Colombia will close its borders before and during protest marches later this week to prevent foreigners from fomenting violence, the country's migration authority announced late Tuesday. The frontiers with Ecuador, Peru, Brazil and Venezuela will be closed until Friday morning. The government wants to "prevent foreigners from entering the national territory with the aim of disturbing the public order and security," said Christian Krueger Sarmiento, head of the migration authority.

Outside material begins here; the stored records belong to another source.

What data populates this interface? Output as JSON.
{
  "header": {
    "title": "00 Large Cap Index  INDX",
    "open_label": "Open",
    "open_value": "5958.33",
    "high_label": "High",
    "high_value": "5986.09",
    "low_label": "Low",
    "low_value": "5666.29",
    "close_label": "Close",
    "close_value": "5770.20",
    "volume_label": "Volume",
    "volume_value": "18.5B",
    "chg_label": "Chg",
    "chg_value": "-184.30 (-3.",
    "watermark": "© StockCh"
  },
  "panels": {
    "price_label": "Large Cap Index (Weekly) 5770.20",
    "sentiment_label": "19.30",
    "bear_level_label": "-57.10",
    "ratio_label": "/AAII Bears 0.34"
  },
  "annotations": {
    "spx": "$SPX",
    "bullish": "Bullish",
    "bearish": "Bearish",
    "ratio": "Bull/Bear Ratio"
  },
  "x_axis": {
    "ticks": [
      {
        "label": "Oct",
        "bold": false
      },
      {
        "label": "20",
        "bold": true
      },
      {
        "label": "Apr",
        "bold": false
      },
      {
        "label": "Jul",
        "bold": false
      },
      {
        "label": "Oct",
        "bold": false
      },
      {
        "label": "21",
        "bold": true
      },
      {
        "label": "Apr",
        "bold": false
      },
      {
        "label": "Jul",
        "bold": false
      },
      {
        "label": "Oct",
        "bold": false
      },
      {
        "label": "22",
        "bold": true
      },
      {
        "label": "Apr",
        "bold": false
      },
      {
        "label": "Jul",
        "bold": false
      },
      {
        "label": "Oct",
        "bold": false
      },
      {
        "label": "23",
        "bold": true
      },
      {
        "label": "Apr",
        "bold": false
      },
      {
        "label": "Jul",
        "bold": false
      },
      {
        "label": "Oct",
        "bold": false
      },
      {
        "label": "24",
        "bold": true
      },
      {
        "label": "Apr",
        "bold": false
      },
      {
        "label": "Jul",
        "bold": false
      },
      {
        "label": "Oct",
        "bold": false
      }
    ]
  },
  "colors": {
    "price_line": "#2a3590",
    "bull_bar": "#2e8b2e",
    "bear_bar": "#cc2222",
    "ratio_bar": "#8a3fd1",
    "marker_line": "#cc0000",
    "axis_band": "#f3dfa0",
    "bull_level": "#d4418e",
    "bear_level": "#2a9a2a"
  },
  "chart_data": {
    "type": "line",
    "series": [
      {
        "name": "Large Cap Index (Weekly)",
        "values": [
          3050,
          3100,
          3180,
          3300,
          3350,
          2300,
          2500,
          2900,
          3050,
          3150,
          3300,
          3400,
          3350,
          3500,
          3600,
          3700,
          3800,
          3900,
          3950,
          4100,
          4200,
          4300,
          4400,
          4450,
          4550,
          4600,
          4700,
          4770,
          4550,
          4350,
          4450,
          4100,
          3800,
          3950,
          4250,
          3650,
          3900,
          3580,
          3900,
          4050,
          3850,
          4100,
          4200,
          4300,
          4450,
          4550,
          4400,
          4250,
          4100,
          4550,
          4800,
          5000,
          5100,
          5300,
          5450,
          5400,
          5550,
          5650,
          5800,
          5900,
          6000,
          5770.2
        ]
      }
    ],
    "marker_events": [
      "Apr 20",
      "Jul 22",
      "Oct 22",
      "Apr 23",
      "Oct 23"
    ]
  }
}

President Ivan Duque's government is concerned that Colombia could see violence similar to that in Bolivia, Chile and Ecuador, where dozens of people have been killed in protests since last month. Duque has expressed concern that Venezuelan President Nicolas Maduro's government could send agitators to the rallies. Colombia has now refused entry to two Venezuelans and expelled nine, bringing to 24 the total number of Venezuelans who have been ordered to leave over the past weeks, the migration authority said.

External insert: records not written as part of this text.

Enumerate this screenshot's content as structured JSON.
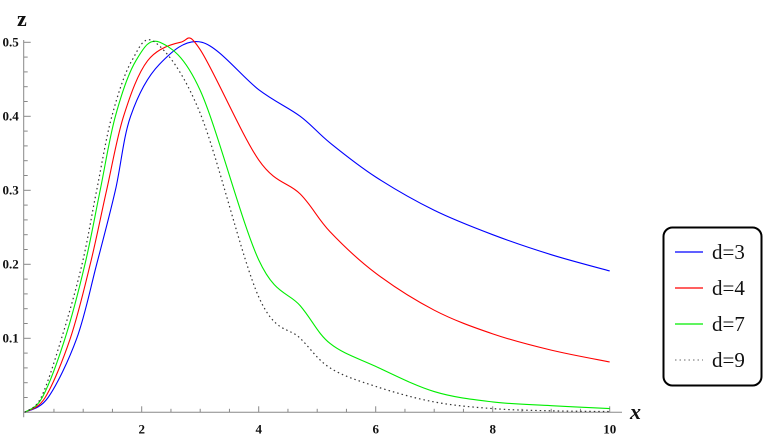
{
  "chart_data": {
    "type": "line",
    "title": "",
    "xlabel": "x",
    "ylabel": "z",
    "xlim": [
      0,
      10
    ],
    "ylim": [
      0,
      0.5
    ],
    "x_ticks": [
      2,
      4,
      6,
      8,
      10
    ],
    "x_tick_labels": [
      "2",
      "4",
      "6",
      "8",
      "10"
    ],
    "y_ticks": [
      0.1,
      0.2,
      0.3,
      0.4,
      0.5
    ],
    "y_tick_labels": [
      "0.1",
      "0.2",
      "0.3",
      "0.4",
      "0.5"
    ],
    "grid": false,
    "legend_position": "right",
    "series": [
      {
        "name": "d=3",
        "color": "#0000ff",
        "style": "solid",
        "points": [
          [
            0,
            0
          ],
          [
            0.4,
            0.02
          ],
          [
            0.89,
            0.1
          ],
          [
            1.23,
            0.2
          ],
          [
            1.55,
            0.3
          ],
          [
            1.81,
            0.4
          ],
          [
            2.3,
            0.47
          ],
          [
            3.03,
            0.5
          ],
          [
            4,
            0.436
          ],
          [
            4.71,
            0.4
          ],
          [
            5.22,
            0.364
          ],
          [
            6,
            0.318
          ],
          [
            7,
            0.273
          ],
          [
            8,
            0.24
          ],
          [
            9,
            0.213
          ],
          [
            10,
            0.191
          ]
        ]
      },
      {
        "name": "d=4",
        "color": "#ff0000",
        "style": "solid",
        "points": [
          [
            0,
            0
          ],
          [
            0.35,
            0.02
          ],
          [
            0.78,
            0.1
          ],
          [
            1.12,
            0.2
          ],
          [
            1.4,
            0.3
          ],
          [
            1.69,
            0.4
          ],
          [
            2.1,
            0.475
          ],
          [
            2.66,
            0.5
          ],
          [
            3,
            0.49
          ],
          [
            4,
            0.341
          ],
          [
            4.71,
            0.295
          ],
          [
            5.22,
            0.244
          ],
          [
            6,
            0.188
          ],
          [
            7,
            0.138
          ],
          [
            8,
            0.106
          ],
          [
            9,
            0.084
          ],
          [
            10,
            0.068
          ]
        ]
      },
      {
        "name": "d=7",
        "color": "#00ee00",
        "style": "solid",
        "points": [
          [
            0,
            0
          ],
          [
            0.3,
            0.02
          ],
          [
            0.69,
            0.1
          ],
          [
            1.03,
            0.2
          ],
          [
            1.29,
            0.3
          ],
          [
            1.55,
            0.4
          ],
          [
            1.9,
            0.475
          ],
          [
            2.31,
            0.5
          ],
          [
            3,
            0.435
          ],
          [
            4,
            0.206
          ],
          [
            4.71,
            0.144
          ],
          [
            5.22,
            0.093
          ],
          [
            6,
            0.062
          ],
          [
            7,
            0.028
          ],
          [
            8,
            0.014
          ],
          [
            9,
            0.009
          ],
          [
            10,
            0.005
          ]
        ]
      },
      {
        "name": "d=9",
        "color": "#333333",
        "style": "dotted",
        "points": [
          [
            0,
            0
          ],
          [
            0.28,
            0.02
          ],
          [
            0.63,
            0.1
          ],
          [
            0.98,
            0.2
          ],
          [
            1.23,
            0.3
          ],
          [
            1.49,
            0.4
          ],
          [
            1.83,
            0.475
          ],
          [
            2.23,
            0.5
          ],
          [
            3,
            0.404
          ],
          [
            4,
            0.156
          ],
          [
            4.71,
            0.1
          ],
          [
            5.22,
            0.06
          ],
          [
            6,
            0.035
          ],
          [
            7,
            0.014
          ],
          [
            8,
            0.005
          ],
          [
            9,
            0.002
          ],
          [
            10,
            0.001
          ]
        ]
      }
    ]
  }
}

Trade unions and other groups have called nationwide marches to protest against pension and labor reforms allegedly planned by the government, universities' funding shortages and the killings of community leaders by armed groups. People planning to attend the protests also accuse the government of not fully implementing the 2016 peace deal with the guerrilla movement FARC. The government on Monday announced security measures including permission to governors and mayors to declare curfews in their areas. Colombia is on icy terms with Maduro after having recognized opposition leader Juan Guaido as Venezuela's interim president. Bogota also accuses Caracas of hosting Colombian armed groups.